英語の話

若い頃、英語を習得して海外で働く事が出来たら・・とずっと思っていました・・が、中年というより既に初老に近付いている今となってはもう実現不可能ですが。日本より経済水準の高い国に行って稼ぎたいというのは、殆どの人が一度は考えた事があるんじゃないかと思いますが、そこで大きな壁となるのが英語の習得です。日本語と英語は言語体系が全く異なり共通点が皆無ですから、それぞれの母語話者が互いの言語を習得する難易度は最も高いとされています。しかも英語は現時点で世界の共用言語として最も汎用度が高いので日本人にとってたとえ習得困難であっても海外で働く場合は学ばざるを得ない状況です。勿論、バイリンガル教育を受けていた人や元々言語能力の高い人なら英語習得はさほど困難な事ではないと思いますが、言語能力が平均かそれ以下で学校で一通りの文法と単語を受験用に暗記しただけの場合は発音や聞き取りのレベルが低く、かろうじて日常会話が出来るかどうか、あるいはそれすらも出来ないという場合が多いのではないかと思いますね。その状況は昭和も令和も似たようなものだろうと思います。一方で、英語は言語としてはあまりに日本語とかけ離れているので、両極端の性質の言語を操る事で脳がストレスを感じて思考カや集中力が低下するという研究結果等もあるようです。特に子供時代はモノリンガル(1言語のみ)で過ごした方が総合的な思考カ・認知力が高まるという見方もあるようです。
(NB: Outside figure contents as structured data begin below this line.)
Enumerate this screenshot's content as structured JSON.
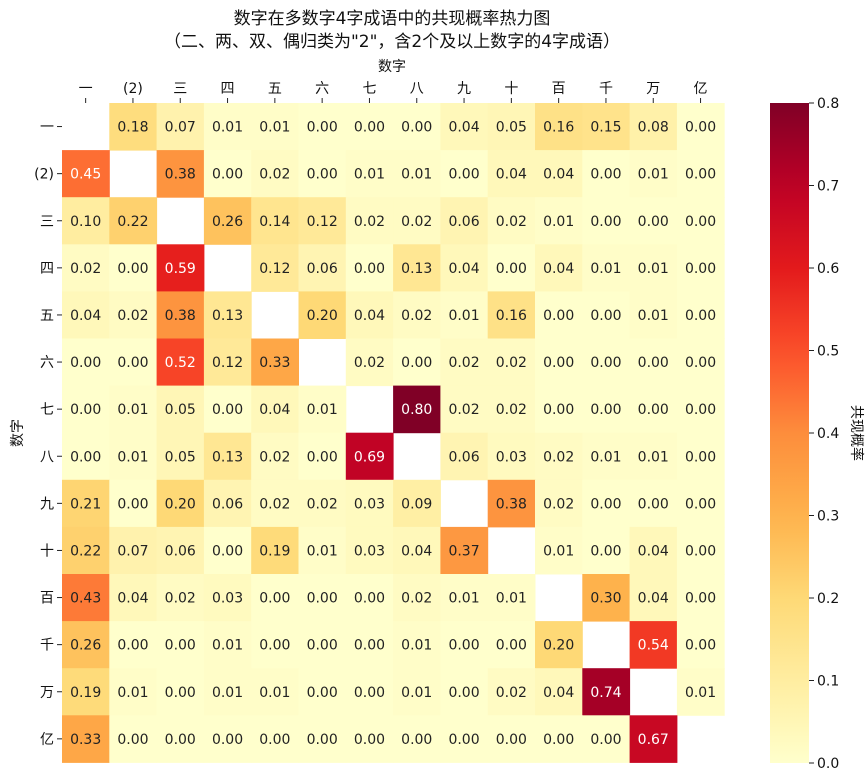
{
  "chart_data": {
    "type": "heatmap",
    "title_lines": [
      "数字在多数字4字成语中的共现概率热力图",
      "（二、两、双、偶归类为\"2\"，含2个及以上数字的4字成语）"
    ],
    "xlabel": "数字",
    "ylabel": "数字",
    "colorbar_label": "共现概率",
    "colormap": "YlOrRd",
    "vmin": 0.0,
    "vmax": 0.8,
    "colorbar_ticks": [
      "0.0",
      "0.1",
      "0.2",
      "0.3",
      "0.4",
      "0.5",
      "0.6",
      "0.7",
      "0.8"
    ],
    "categories": [
      "一",
      "(2)",
      "三",
      "四",
      "五",
      "六",
      "七",
      "八",
      "九",
      "十",
      "百",
      "千",
      "万",
      "亿"
    ],
    "values": [
      [
        null,
        0.18,
        0.07,
        0.01,
        0.01,
        0.0,
        0.0,
        0.0,
        0.04,
        0.05,
        0.16,
        0.15,
        0.08,
        0.0
      ],
      [
        0.45,
        null,
        0.38,
        0.0,
        0.02,
        0.0,
        0.01,
        0.01,
        0.0,
        0.04,
        0.04,
        0.0,
        0.01,
        0.0
      ],
      [
        0.1,
        0.22,
        null,
        0.26,
        0.14,
        0.12,
        0.02,
        0.02,
        0.06,
        0.02,
        0.01,
        0.0,
        0.0,
        0.0
      ],
      [
        0.02,
        0.0,
        0.59,
        null,
        0.12,
        0.06,
        0.0,
        0.13,
        0.04,
        0.0,
        0.04,
        0.01,
        0.01,
        0.0
      ],
      [
        0.04,
        0.02,
        0.38,
        0.13,
        null,
        0.2,
        0.04,
        0.02,
        0.01,
        0.16,
        0.0,
        0.0,
        0.01,
        0.0
      ],
      [
        0.0,
        0.0,
        0.52,
        0.12,
        0.33,
        null,
        0.02,
        0.0,
        0.02,
        0.02,
        0.0,
        0.0,
        0.0,
        0.0
      ],
      [
        0.0,
        0.01,
        0.05,
        0.0,
        0.04,
        0.01,
        null,
        0.8,
        0.02,
        0.02,
        0.0,
        0.0,
        0.0,
        0.0
      ],
      [
        0.0,
        0.01,
        0.05,
        0.13,
        0.02,
        0.0,
        0.69,
        null,
        0.06,
        0.03,
        0.02,
        0.01,
        0.01,
        0.0
      ],
      [
        0.21,
        0.0,
        0.2,
        0.06,
        0.02,
        0.02,
        0.03,
        0.09,
        null,
        0.38,
        0.02,
        0.0,
        0.0,
        0.0
      ],
      [
        0.22,
        0.07,
        0.06,
        0.0,
        0.19,
        0.01,
        0.03,
        0.04,
        0.37,
        null,
        0.01,
        0.0,
        0.04,
        0.0
      ],
      [
        0.43,
        0.04,
        0.02,
        0.03,
        0.0,
        0.0,
        0.0,
        0.02,
        0.01,
        0.01,
        null,
        0.3,
        0.04,
        0.0
      ],
      [
        0.26,
        0.0,
        0.0,
        0.01,
        0.0,
        0.0,
        0.0,
        0.01,
        0.0,
        0.0,
        0.2,
        null,
        0.54,
        0.0
      ],
      [
        0.19,
        0.01,
        0.0,
        0.01,
        0.01,
        0.0,
        0.0,
        0.01,
        0.0,
        0.02,
        0.04,
        0.74,
        null,
        0.01
      ],
      [
        0.33,
        0.0,
        0.0,
        0.0,
        0.0,
        0.0,
        0.0,
        0.0,
        0.0,
        0.0,
        0.0,
        0.0,
        0.67,
        null
      ]
    ]
  }
}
昔、観光旅行でアメリカに短期間滞在した時に、ある瞬間からニュース番組のアナウンサーが日本語を話すようになり、同時に、喋ろうとすると日本話の単語が直ぐに出て来ず代わりに英単語が出て来る様になりました。アメリカ人のアナウンサーが日本語を話しているように思えるくらいに英語が馴染んできた事に驚き、知らない間に自分の言語が切り替わろうとしていると実感しました。まぁ帰国したら直ぐに日本語オンリーに戻りましたが。英語は効率的でムダが無く、何というか日本語より数学的で話す者の知的レベルがハッキリと出る言語です。日本語が暗記した漢字の数や単語量を競い合う言語なら、英語は数式のレベルを競い合う言語という感じですね。理論的思考カの優劣を競う。だからアルファベット26文字だけでも問題ない。そしてそれ故に身分や経済力に関係なく会話する者同士を対等にしてしまう力を持っている。理論的思考を深めるのに適した英語、記憶力と共感力、哲学的な思考力を育む日本語という分析をする人が多いのも納得できる気がします。ただ、日本語で育った人間にとって英語はモノクロの世界です。2000種以上の漢字とひらがなカタカナを組み合わせて紡ぐ日本語は極彩色の世界であり、その華やかさに比べると26文字だけの英語の世界は視覚的には砂漠に等しい。この辺りの苦痛は漢字圏の国の人間なら特に強く感じるのではないかと思います。今でも英語は暇な時にちょっとずつ勉強していますが、まぁ退屈しのぎという感じですね。